Some founders are trying to be part of the solution more directly, either giving philanthropically or lending their (or their companies’) talents to responding to Covid-19. Venture-backed startups, in particular, may have skills that enable them to help with the pandemic response more than a traditional business might, whether that’s agility in building and scaling technology or knowing how to quickly mobilize communities of people who have never met in person. (And, no, your data visualization team proposing a better way of mapping things is probably not as unique as you think.)
Some startups are inventing new ideas to keep us safe and sane. With the rise in telehealth, mental health services are offering sessions by video; robots are patrolling Covid-19 hotspots, like warehouses, that otherwise place essential workers at risk; and there are virtual games keeping us socially close while we’re physically distant. We’re seeing how there is no longer a separation between work and home (and, for many, there never was), so new services are supporting our family lives or making our work life more empathetic.
My point is that it’s noble for businesses to thrive right now if they’re being intentional about what value they are offering. When do new services, or adapted versions of what a business already offered, cross the line into the realm of exploitation?
First, founders could start by being more aware of the experiences of others. There are so many forms of suffering happening right now. Take a deep breath and try to feel and see that. If you’re unaware, it’s a lot easier to make a cold business calculation about dollars and cents, but you always want to be mindful of the human cost.
That said, if what you’re doing is a way to make money from the crisis exclusively, then stop and think about whether the profit you’d take from that is fair or worth it. Did you start this business as a way of making money from the crisis? Are you serving your current customers or new ones?
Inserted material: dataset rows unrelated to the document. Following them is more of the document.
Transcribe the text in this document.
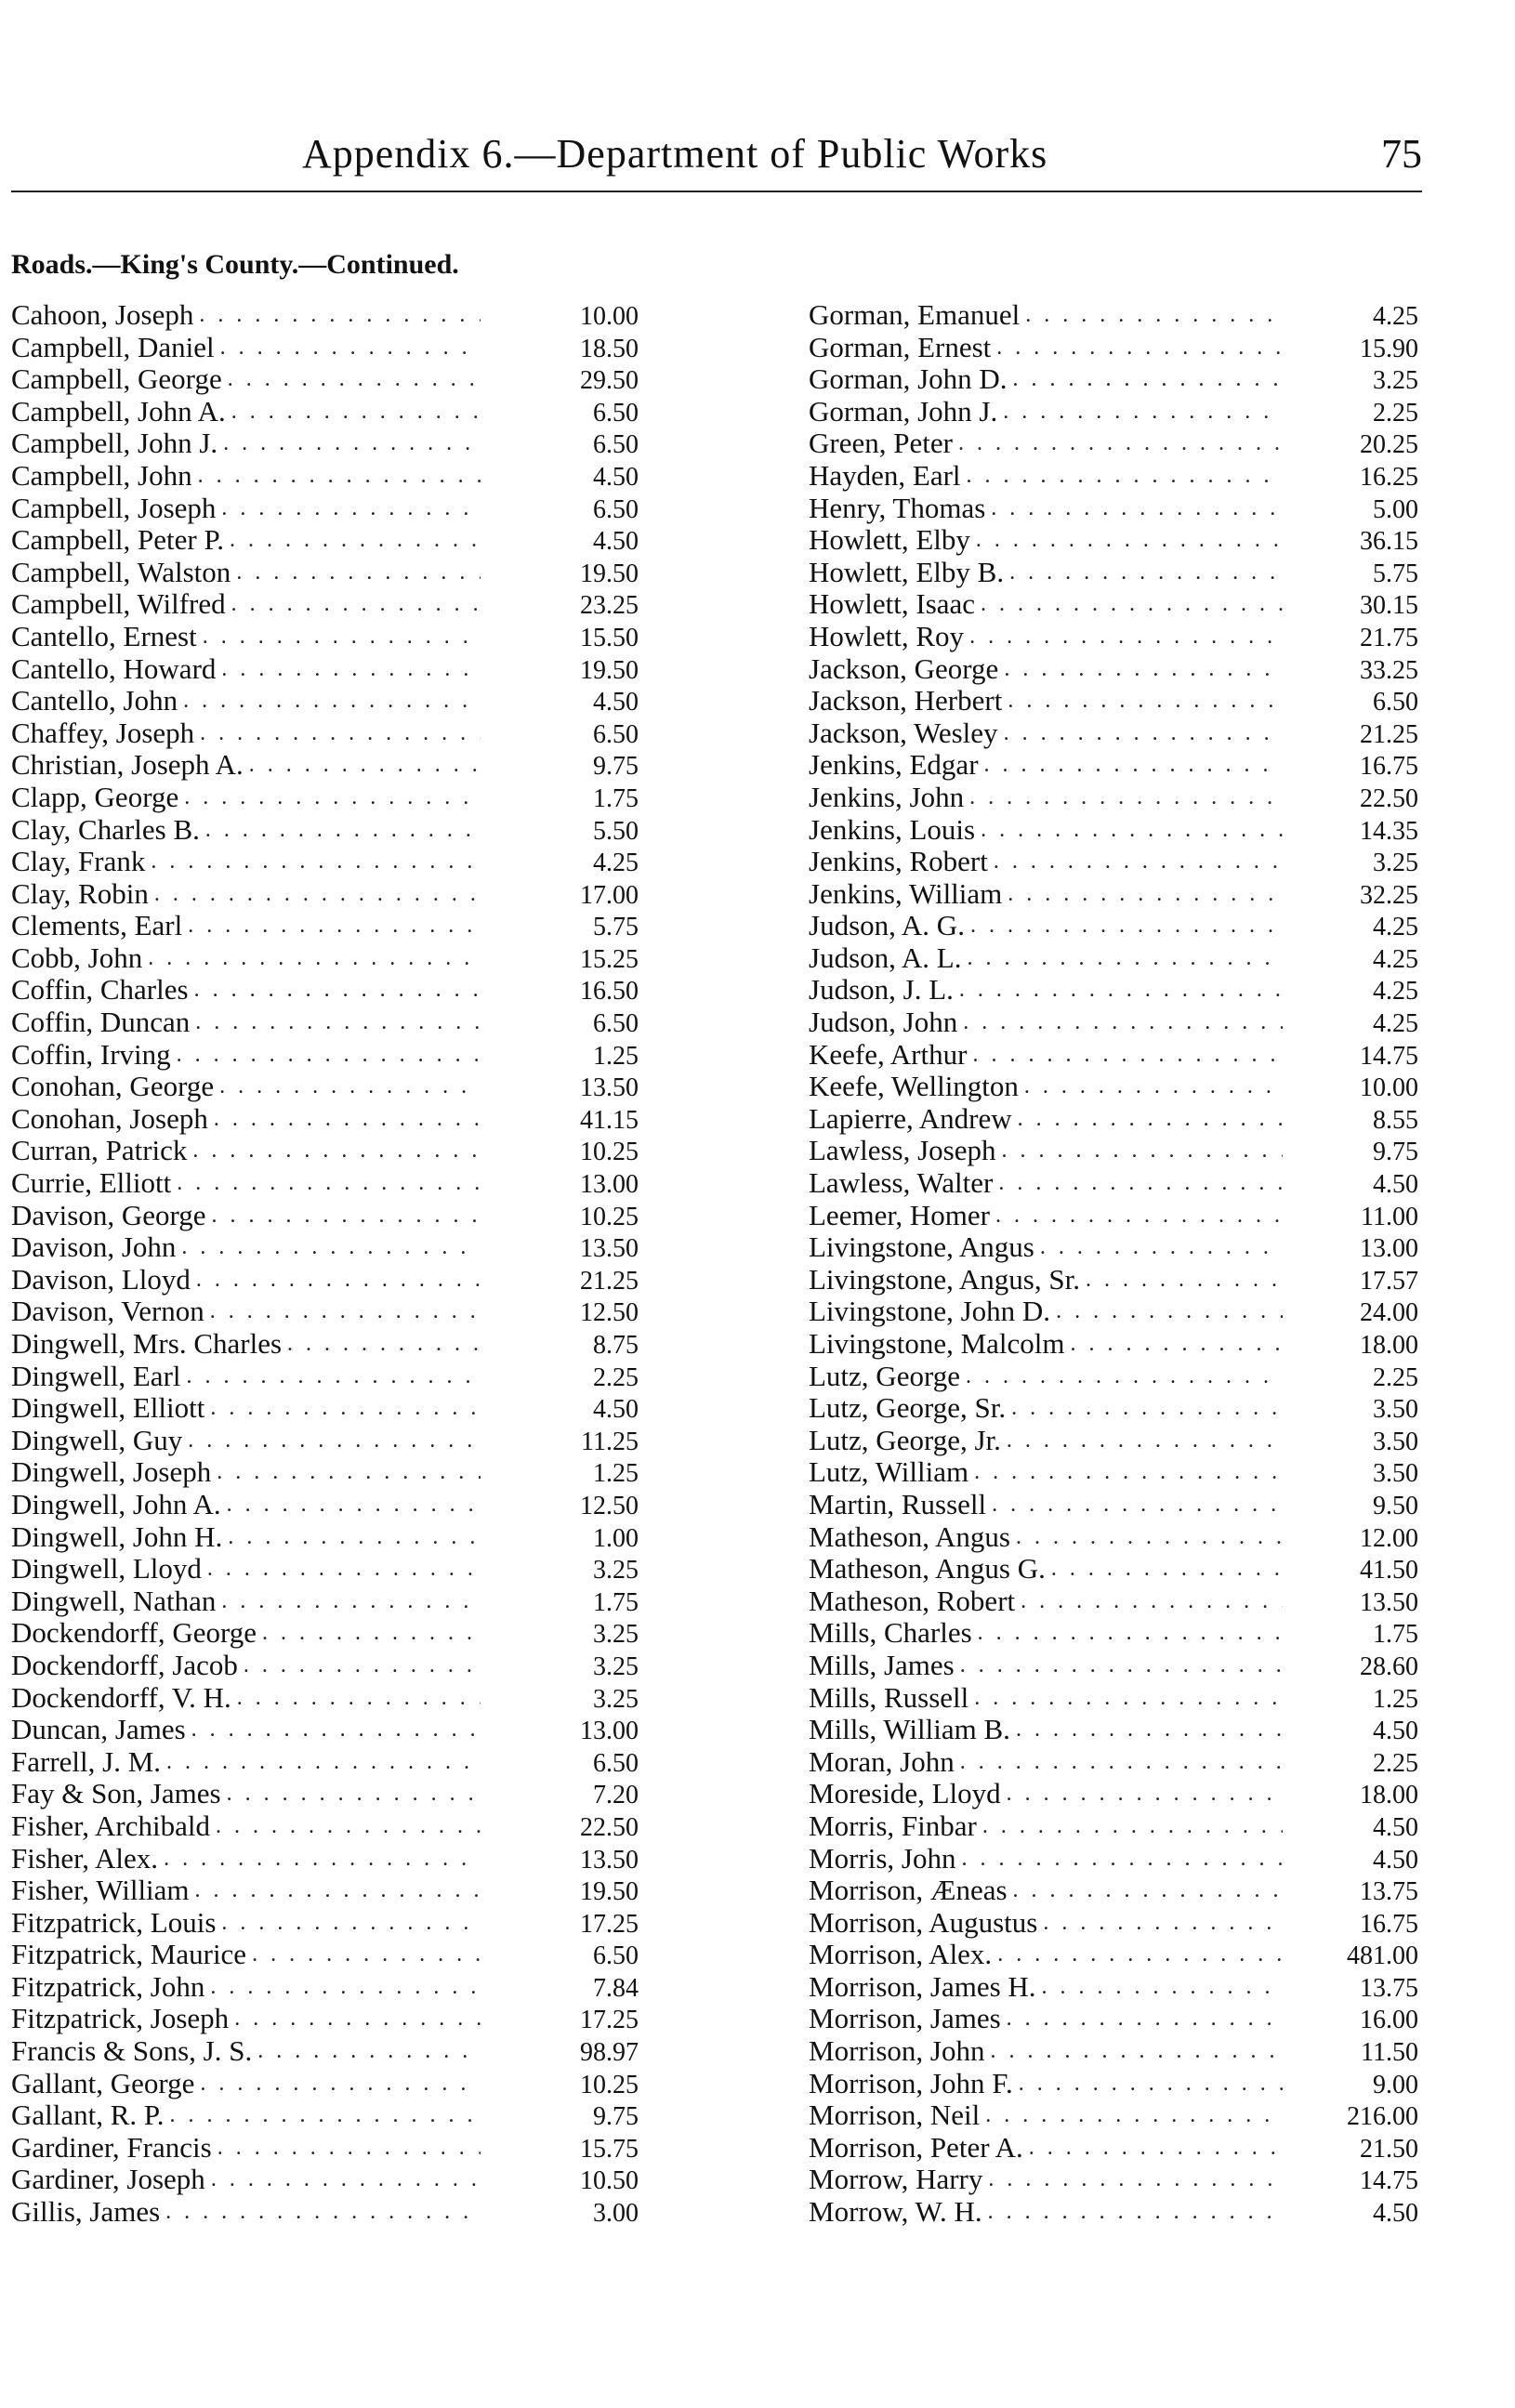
Appendix 6.—Department of Public Works	75
Roads.—King's County.—Continued.
Cahoon, Joseph . . .	10.00
Campbell, Daniel . . .	18.50
Campbell, George . . .	29.50
Campbell, John A. . . .	6.50
Campbell, John J. . . .	6.50
Campbell, John . . .	4.50
Campbell, Joseph . . .	6.50
Campbell, Peter P. . . .	4.50
Campbell, Walston . . .	19.50
Campbell, Wilfred . . .	23.25
Cantello, Ernest . . .	15.50
Cantello, Howard . . .	19.50
Cantello, John . . .	4.50
Chaffey, Joseph . . .	6.50
Christian, Joseph A. . . .	9.75
Clapp, George . . .	1.75
Clay, Charles B. . . .	5.50
Clay, Frank . . .	4.25
Clay, Robin . . .	17.00
Clements, Earl . . .	5.75
Cobb, John . . .	15.25
Coffin, Charles . . .	16.50
Coffin, Duncan . . .	6.50
Coffin, Irving . . .	1.25
Conohan, George . . .	13.50
Conohan, Joseph . . .	41.15
Curran, Patrick . . .	10.25
Currie, Elliott . . .	13.00
Davison, George . . .	10.25
Davison, John . . .	13.50
Davison, Lloyd . . .	21.25
Davison, Vernon . . .	12.50
Dingwell, Mrs. Charles . . .	8.75
Dingwell, Earl . . .	2.25
Dingwell, Elliott . . .	4.50
Dingwell, Guy . . .	11.25
Dingwell, Joseph . . .	1.25
Dingwell, John A. . . .	12.50
Dingwell, John H. . . .	1.00
Dingwell, Lloyd . . .	3.25
Dingwell, Nathan . . .	1.75
Dockendorff, George . . .	3.25
Dockendorff, Jacob . . .	3.25
Dockendorff, V. H. . . .	3.25
Duncan, James . . .	13.00
Farrell, J. M. . . .	6.50
Fay & Son, James . . .	7.20
Fisher, Archibald . . .	22.50
Fisher, Alex. . . .	13.50
Fisher, William . . .	19.50
Fitzpatrick, Louis . . .	17.25
Fitzpatrick, Maurice . . .	6.50
Fitzpatrick, John . . .	7.84
Fitzpatrick, Joseph . . .	17.25
Francis & Sons, J. S. . . .	98.97
Gallant, George . . .	10.25
Gallant, R. P. . . .	9.75
Gardiner, Francis . . .	15.75
Gardiner, Joseph . . .	10.50
Gillis, James . . .	3.00
Gorman, Emanuel . . .	4.25
Gorman, Ernest . . .	15.90
Gorman, John D. . . .	3.25
Gorman, John J. . . .	2.25
Green, Peter . . .	20.25
Hayden, Earl . . .	16.25
Henry, Thomas . . .	5.00
Howlett, Elby . . .	36.15
Howlett, Elby B. . . .	5.75
Howlett, Isaac . . .	30.15
Howlett, Roy . . .	21.75
Jackson, George . . .	33.25
Jackson, Herbert . . .	6.50
Jackson, Wesley . . .	21.25
Jenkins, Edgar . . .	16.75
Jenkins, John . . .	22.50
Jenkins, Louis . . .	14.35
Jenkins, Robert . . .	3.25
Jenkins, William . . .	32.25
Judson, A. G. . . .	4.25
Judson, A. L. . . .	4.25
Judson, J. L. . . .	4.25
Judson, John . . .	4.25
Keefe, Arthur . . .	14.75
Keefe, Wellington . . .	10.00
Lapierre, Andrew . . .	8.55
Lawless, Joseph . . .	9.75
Lawless, Walter . . .	4.50
Leemer, Homer . . .	11.00
Livingstone, Angus . . .	13.00
Livingstone, Angus, Sr. . . .	17.57
Livingstone, John D. . . .	24.00
Livingstone, Malcolm . . .	18.00
Lutz, George . . .	2.25
Lutz, George, Sr. . . .	3.50
Lutz, George, Jr. . . .	3.50
Lutz, William . . .	3.50
Martin, Russell . . .	9.50
Matheson, Angus . . .	12.00
Matheson, Angus G. . . .	41.50
Matheson, Robert . . .	13.50
Mills, Charles . . .	1.75
Mills, James . . .	28.60
Mills, Russell . . .	1.25
Mills, William B. . . .	4.50
Moran, John . . .	2.25
Moreside, Lloyd . . .	18.00
Morris, Finbar . . .	4.50
Morris, John . . .	4.50
Morrison, Æneas . . .	13.75
Morrison, Augustus . . .	16.75
Morrison, Alex. . . .	481.00
Morrison, James H. . . .	13.75
Morrison, James . . .	16.00
Morrison, John . . .	11.50
Morrison, John F. . . .	9.00
Morrison, Neil . . .	216.00
Morrison, Peter A. . . .	21.50
Morrow, Harry . . .	14.75
Morrow, W. H. . . .	4.50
If they’re new customers, or if you have unnaturally high demand because of the crisis and are thinking about raising prices to capitalize on it, pause to ask yourself if you’re being an opportunist. (If it makes sense, consider offering your services at cost to customers helping in the Covid-19 response. Of course, in the case of many startups, offering at cost means offering services for free, at least for a while.)
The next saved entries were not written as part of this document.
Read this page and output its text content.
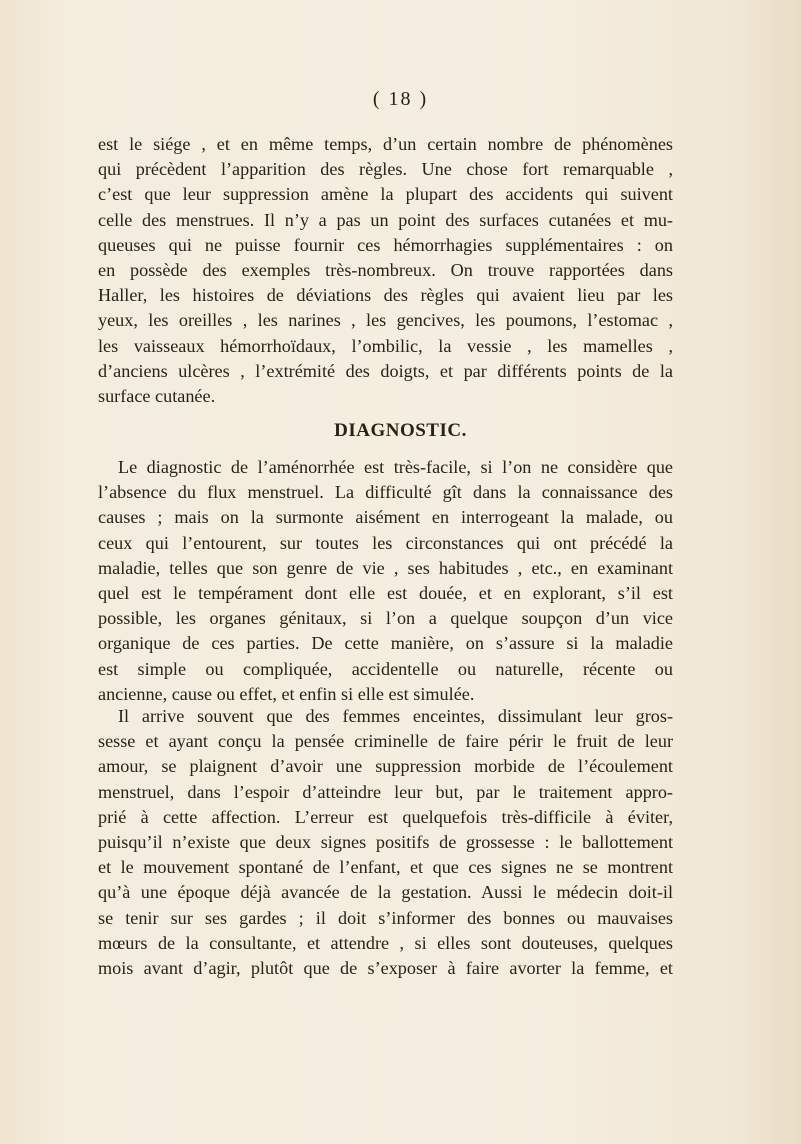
( 18 )
est le siége , et en même temps, d’un certain nombre de phénomènes
qui précèdent l’apparition des règles. Une chose fort remarquable ,
c’est que leur suppression amène la plupart des accidents qui suivent
celle des menstrues. Il n’y a pas un point des surfaces cutanées et mu-
queuses qui ne puisse fournir ces hémorrhagies supplémentaires : on
en possède des exemples très-nombreux. On trouve rapportées dans
Haller, les histoires de déviations des règles qui avaient lieu par les
yeux, les oreilles , les narines , les gencives, les poumons, l’estomac ,
les vaisseaux hémorrhoïdaux, l’ombilic, la vessie , les mamelles ,
d’anciens ulcères , l’extrémité des doigts, et par différents points de la
surface cutanée.
DIAGNOSTIC.
Le diagnostic de l’aménorrhée est très-facile, si l’on ne considère que
l’absence du flux menstruel. La difficulté gît dans la connaissance des
causes ; mais on la surmonte aisément en interrogeant la malade, ou
ceux qui l’entourent, sur toutes les circonstances qui ont précédé la
maladie, telles que son genre de vie , ses habitudes , etc., en examinant
quel est le tempérament dont elle est douée, et en explorant, s’il est
possible, les organes génitaux, si l’on a quelque soupçon d’un vice
organique de ces parties. De cette manière, on s’assure si la maladie
est simple ou compliquée, accidentelle ou naturelle, récente ou
ancienne, cause ou effet, et enfin si elle est simulée.
Il arrive souvent que des femmes enceintes, dissimulant leur gros-
sesse et ayant conçu la pensée criminelle de faire périr le fruit de leur
amour, se plaignent d’avoir une suppression morbide de l’écoulement
menstruel, dans l’espoir d’atteindre leur but, par le traitement appro-
prié à cette affection. L’erreur est quelquefois très-difficile à éviter,
puisqu’il n’existe que deux signes positifs de grossesse : le ballottement
et le mouvement spontané de l’enfant, et que ces signes ne se montrent
qu’à une époque déjà avancée de la gestation. Aussi le médecin doit-il
se tenir sur ses gardes ; il doit s’informer des bonnes ou mauvaises
mœurs de la consultante, et attendre , si elles sont douteuses, quelques
mois avant d’agir, plutôt que de s’exposer à faire avorter la femme, et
If what you’re doing is a way to thrive during and after the crisis, and you believe your service has value, then go all in. We need you! As folks in the wider tech community have been repeating for the last few weeks, it’s time to build.
Maybe you’re trying to solve for how your customers’ work has changed — you need to allow them to deploy code without showing up in the office, for example. Are they willing to pay you to integrate Zoom? Or given social distancing and a now widely distributed workforce, perhaps you’re dreaming up the next Slack or Airtable. That’s all good. If your customers are themselves at the mercy of an explosion of demand (e.g., health care) — please help them succeed. Our society needs it, and they’ll remember you did it.
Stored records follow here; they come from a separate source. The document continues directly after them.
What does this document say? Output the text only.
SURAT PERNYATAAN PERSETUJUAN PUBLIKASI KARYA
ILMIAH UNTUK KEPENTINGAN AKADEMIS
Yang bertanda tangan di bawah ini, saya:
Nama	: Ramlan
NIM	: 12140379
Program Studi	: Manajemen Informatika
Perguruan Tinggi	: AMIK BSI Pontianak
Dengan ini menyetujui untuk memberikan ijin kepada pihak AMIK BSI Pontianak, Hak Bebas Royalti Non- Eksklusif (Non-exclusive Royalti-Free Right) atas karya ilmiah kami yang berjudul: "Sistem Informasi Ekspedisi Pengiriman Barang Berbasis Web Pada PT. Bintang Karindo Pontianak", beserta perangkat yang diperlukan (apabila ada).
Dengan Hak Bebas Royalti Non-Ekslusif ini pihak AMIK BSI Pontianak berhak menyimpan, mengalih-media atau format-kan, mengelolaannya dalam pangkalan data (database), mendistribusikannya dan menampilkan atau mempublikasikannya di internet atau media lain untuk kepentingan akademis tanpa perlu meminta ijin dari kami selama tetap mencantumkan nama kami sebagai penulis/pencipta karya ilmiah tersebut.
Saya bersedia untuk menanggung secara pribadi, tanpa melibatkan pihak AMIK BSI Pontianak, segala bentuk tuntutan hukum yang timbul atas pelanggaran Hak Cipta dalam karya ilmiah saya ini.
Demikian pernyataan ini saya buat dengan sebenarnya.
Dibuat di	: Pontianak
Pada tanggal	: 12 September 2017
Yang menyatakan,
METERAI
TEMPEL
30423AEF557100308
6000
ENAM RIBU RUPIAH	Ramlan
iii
When in doubt, apply the Grandmother Standard — if you could be proud to tell her, that’s a good sign.
And remember: Tone matters. All the businesses sending their normal email outbound without any reference to the situation unfolding outside tracks as tone-deaf. Businesses using the language of fear to sell a service should raise red flags. Try to empathize with the recipient. Marketing isn’t about you, it’s about them.
Be attentive to others who are suffering, do things that would make your grandma proud, speak in a way that shows you are listening. If you can do that, then, by all means, please thrive in business. We need you, as we say, now more than ever.